Connected. Call `.close()` to terminate connection gracefully.


In [3]:
# Uncomment when connecting to the cluster from an external environment.
# connection = hopsworks.connection(project='my_project', host='my_instance', port=443, api_key_value='apikey')

## Get the project

In [4]:
# Get the project object, if used inside your hopsworks cluster it gets the current project
project = connection.get_project()

In [5]:
# Uncomment to get specific project
# project = connection.get_project('my_project')

## Get the API

In [6]:
dataset_api = project.get_dataset_api()

## Upload file to hopsworks

In [7]:
# Download example file to work with
!wget http://yann.lecun.com/exdb/mnist/train-images-idx3-ubyte.gz

--2022-04-12 12:57:52--  http://yann.lecun.com/exdb/mnist/train-images-idx3-ubyte.gz
Resolving yann.lecun.com (yann.lecun.com)... 188.114.96.7, 188.114.97.7, 2a06:98c1:3120::7, ...
Connecting to yann.lecun.com (yann.lecun.com)|188.114.96.7|:80... connected.
HTTP request sent, awaiting response... 200 OK
Length: 9912422 (9.5M) [application/x-gzip]
Saving to: ‘train-images-idx3-ubyte.gz’


2022-04-12 12:57:53 (8.76 MB/s) - ‘train-images-idx3-ubyte.gz’ saved [9912422/9912422]



In [8]:
# Upload the file from the local environment to the cluster
uploaded_file_path = dataset_api.upload("train-images-idx3-ubyte.gz", "Resources", overwrite=True)
print("File was uploaded on path: {}".format(uploaded_file_path))

HBox(children=(FloatProgress(value=0.0, description='Uploading', max=9912422.0, style=ProgressStyle(descriptio…


File was uploaded on path: Resources/train-images-idx3-ubyte.gz


In [9]:
# Check file existence
dataset_api.exists(uploaded_file_path)

True

## Download file from hopsworks

In [10]:
# Download the file from the cluster to the local environment
dataset_api.download(uploaded_file_path, overwrite=True)

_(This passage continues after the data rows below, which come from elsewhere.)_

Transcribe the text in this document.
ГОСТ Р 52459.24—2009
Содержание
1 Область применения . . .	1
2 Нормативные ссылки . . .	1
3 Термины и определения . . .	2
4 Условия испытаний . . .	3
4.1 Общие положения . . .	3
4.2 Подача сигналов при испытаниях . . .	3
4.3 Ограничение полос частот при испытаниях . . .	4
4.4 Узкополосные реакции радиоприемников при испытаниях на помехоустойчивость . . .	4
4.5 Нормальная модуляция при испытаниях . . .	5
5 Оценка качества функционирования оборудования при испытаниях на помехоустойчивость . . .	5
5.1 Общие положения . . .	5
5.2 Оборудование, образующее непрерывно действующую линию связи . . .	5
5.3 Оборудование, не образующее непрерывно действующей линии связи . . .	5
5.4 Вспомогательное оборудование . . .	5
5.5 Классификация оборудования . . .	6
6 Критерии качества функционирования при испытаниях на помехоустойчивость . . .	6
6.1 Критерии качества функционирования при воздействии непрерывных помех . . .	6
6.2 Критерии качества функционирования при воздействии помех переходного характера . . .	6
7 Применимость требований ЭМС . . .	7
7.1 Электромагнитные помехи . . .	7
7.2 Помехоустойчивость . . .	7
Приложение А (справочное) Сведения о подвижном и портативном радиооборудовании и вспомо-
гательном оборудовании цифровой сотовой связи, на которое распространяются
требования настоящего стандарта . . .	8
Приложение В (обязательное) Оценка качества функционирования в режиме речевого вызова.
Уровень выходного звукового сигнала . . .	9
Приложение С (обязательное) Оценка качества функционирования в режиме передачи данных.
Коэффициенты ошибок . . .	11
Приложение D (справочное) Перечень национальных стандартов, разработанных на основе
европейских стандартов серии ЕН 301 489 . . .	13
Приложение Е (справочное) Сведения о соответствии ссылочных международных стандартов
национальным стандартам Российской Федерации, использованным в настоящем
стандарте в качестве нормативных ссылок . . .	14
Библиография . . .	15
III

HBox(children=(FloatProgress(value=0.0, description='Downloading', max=9912422.0, style=ProgressStyle(descript…




'/srv/hops/staging/private_dirs/ca53d36092d3792645bc527eb455d405542efd398f2f62c130c1310416c1aa1e/train-images-idx3-ubyte.gz'

In [11]:
# Remove the uploaded file or folder
dataset_api.remove(uploaded_file_path)

In [12]:
# File is now removed
dataset_api.exists(uploaded_file_path)

False